Un autre exemple est le principe d’allocation exclusive (conduisant au phénomène de

multistabilité), qui est illustré dans la vision du vase de Rubin, que nous avons déjà présenté

(Figure 26). La multistabilité provient de ce que notre système perceptif attribue la ligne de

contour soit au vase soit aux deux visages. Cette propriété d’allocation exclusive peut se

retrouver dans l’audition avec par exemple une séquence de tons telle que celle de la Figure 28

(Bregman & Rudnicky, 1975). Dans cette expérience, la tâche des sujets est de décider l’ordre

des tons cibles (A et B) intégrés dans la séquence. Quand ils sont présentés isolés la décision

est facile. Mais quand ils sont environnés par des tons F (FABF), il devient difficile d’entendre

l’ordre au sein de cet objet FABF complexe. La question que se sont alors posée les auteurs est

de savoir comment séparer les tons cibles A et B et les tons perturbateurs F dans des flux

différents (FF et AB) pour que l’ordre des tons A et B redevienne clairement audible. Pour cela

ils ont introduit des séquences de tons C avec une fréquence spécifique. Quand la fréquence

des tons C était beaucoup plus basse que celle des tons F, les tons F étaient groupés avec les

tons A et B (FABF), donc l’ordre des tons A et B n’était pas clair pour les auditeurs. Mais quand

la fréquence des tons C était plus proche de celle des tons F, ils étaient groupés ensemble dans

un flux CCCFFCC qui « éliminait » les tons perturbateurs F et rendait l’ordre des tons AB facile

à déterminer, car ils étaient extraits dans un flux séparé. Dans cet exemple le principe

d’allocation exclusive a permis de rendre inopérant un ensemble de composantes en les

allouant à un flux « parallèle » au flux cible A-B.

Figure 28– Illustration du principe d’allocation exclusive en audition. Figure tirée de (Bregman &

Rudnicky, 1975).

Cependant, il n’existe pas de principe général qui garantisse en tout circonstance le

succès du groupement par des primitives, car les conditions de décomposition des scènes

peuvent être extrêmement variables, et les primitives peuvent conduire à des décisions parfois

contradictoires.

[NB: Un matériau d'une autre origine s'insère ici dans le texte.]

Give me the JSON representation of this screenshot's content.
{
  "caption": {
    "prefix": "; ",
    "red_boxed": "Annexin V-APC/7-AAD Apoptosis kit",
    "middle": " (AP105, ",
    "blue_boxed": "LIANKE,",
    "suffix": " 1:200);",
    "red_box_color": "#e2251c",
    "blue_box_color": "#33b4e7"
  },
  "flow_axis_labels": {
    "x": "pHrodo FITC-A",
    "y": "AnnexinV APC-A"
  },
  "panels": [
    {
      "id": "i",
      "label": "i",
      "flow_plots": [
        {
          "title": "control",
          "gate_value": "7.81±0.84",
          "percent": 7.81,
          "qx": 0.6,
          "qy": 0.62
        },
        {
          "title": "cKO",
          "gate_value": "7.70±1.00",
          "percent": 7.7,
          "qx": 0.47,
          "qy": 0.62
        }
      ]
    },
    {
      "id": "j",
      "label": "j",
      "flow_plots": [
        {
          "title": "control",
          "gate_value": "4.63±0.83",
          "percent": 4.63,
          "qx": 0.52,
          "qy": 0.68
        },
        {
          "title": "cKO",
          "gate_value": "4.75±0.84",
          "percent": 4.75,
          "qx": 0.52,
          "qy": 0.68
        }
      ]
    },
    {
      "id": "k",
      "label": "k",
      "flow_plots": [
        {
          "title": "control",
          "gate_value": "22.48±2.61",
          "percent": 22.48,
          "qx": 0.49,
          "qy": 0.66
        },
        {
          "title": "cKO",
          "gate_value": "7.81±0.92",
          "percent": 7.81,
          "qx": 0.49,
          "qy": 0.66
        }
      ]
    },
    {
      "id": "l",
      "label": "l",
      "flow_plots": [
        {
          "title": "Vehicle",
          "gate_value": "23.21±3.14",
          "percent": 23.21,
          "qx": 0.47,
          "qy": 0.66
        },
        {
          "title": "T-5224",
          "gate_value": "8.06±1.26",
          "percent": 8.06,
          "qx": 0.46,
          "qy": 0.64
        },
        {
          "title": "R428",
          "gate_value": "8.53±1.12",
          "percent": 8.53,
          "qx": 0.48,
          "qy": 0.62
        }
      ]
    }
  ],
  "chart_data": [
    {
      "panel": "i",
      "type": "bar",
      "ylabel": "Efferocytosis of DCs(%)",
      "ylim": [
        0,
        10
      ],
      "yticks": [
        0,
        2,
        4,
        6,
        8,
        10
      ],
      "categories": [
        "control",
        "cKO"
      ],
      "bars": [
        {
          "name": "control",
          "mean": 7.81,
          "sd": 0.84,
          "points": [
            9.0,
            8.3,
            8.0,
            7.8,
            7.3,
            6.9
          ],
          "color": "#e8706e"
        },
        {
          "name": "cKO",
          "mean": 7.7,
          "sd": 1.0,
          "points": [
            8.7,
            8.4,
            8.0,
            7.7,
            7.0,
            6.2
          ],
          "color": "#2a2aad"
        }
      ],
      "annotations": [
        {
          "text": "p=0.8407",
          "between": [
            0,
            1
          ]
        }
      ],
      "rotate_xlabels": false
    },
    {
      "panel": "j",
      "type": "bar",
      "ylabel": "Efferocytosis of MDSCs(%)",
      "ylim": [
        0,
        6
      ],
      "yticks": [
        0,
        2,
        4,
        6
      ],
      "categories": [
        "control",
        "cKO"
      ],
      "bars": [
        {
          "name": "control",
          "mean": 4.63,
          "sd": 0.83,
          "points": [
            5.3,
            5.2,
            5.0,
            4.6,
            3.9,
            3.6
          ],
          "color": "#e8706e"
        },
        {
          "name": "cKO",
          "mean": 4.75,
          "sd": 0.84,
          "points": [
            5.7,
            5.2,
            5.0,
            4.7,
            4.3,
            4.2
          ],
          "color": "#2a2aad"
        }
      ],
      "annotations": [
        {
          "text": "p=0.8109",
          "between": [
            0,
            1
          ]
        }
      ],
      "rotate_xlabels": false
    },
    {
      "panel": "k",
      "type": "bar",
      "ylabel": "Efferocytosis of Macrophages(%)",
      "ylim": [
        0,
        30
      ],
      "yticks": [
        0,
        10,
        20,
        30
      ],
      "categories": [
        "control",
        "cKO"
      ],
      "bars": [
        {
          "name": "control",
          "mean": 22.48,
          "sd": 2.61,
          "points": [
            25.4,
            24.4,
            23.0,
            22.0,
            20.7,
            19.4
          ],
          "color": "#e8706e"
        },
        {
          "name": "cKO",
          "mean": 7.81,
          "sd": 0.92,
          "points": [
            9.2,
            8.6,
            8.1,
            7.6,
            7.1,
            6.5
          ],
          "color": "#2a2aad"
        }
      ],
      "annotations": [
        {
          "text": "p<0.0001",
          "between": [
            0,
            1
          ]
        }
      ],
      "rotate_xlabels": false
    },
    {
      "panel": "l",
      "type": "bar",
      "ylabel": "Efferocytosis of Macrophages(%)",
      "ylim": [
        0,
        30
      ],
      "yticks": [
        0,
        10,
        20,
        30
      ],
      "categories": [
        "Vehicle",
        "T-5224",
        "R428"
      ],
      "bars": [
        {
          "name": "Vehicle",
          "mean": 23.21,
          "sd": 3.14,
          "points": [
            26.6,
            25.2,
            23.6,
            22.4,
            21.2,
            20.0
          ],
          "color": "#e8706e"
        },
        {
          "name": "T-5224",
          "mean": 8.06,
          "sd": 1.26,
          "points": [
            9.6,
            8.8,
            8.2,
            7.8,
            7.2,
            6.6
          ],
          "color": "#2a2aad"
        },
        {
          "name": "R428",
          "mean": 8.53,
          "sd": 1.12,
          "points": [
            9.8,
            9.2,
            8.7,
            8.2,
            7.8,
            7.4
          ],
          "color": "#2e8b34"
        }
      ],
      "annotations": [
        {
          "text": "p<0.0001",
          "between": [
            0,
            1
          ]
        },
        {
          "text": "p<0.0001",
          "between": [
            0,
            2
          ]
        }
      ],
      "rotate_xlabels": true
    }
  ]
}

Dans ce contexte, Bregman propose que le groupement fasse intervenir des

mécanismes de type votes, avec des effets de compétition ou au contraire de renforcement.

Cette approche peut expliquer l’instabilité du résultat dans des situations ambigües. Dans des

cas non ambigus, le système perceptif pourra attribuer une composante donnée à un flux

plutôt qu’un autre. En cas de concurrence forte entre deux organisations, elles peuvent être

« viables » l’une et l’autre. Ainsi, dans l’expérience de Bregman et Pinker (Bregman & Pinker,

1978) groupement temporel et spectral sont mis en concurrence (Figure 29) : les tons A et B

peuvent être regroupés en un flux A-B par un mécanisme de proximité fréquentielle (primitive

1), dans ce cas le sujet va percevoir les deux flux AB et C. Au contraire les tons B et C peuvent

être regroupés en un objet BC par un mécanisme de cohérence temporelle (primitive 2), donc

la séquence sera perçue comme deux flux A et BC. La concurrence entre les décisions prises par

chaque primitive implique un système de « gestion des conflits » qui pour Bregman peut être

de type « vote » (et que l’on dénommerait actuellement « fusion de décision ».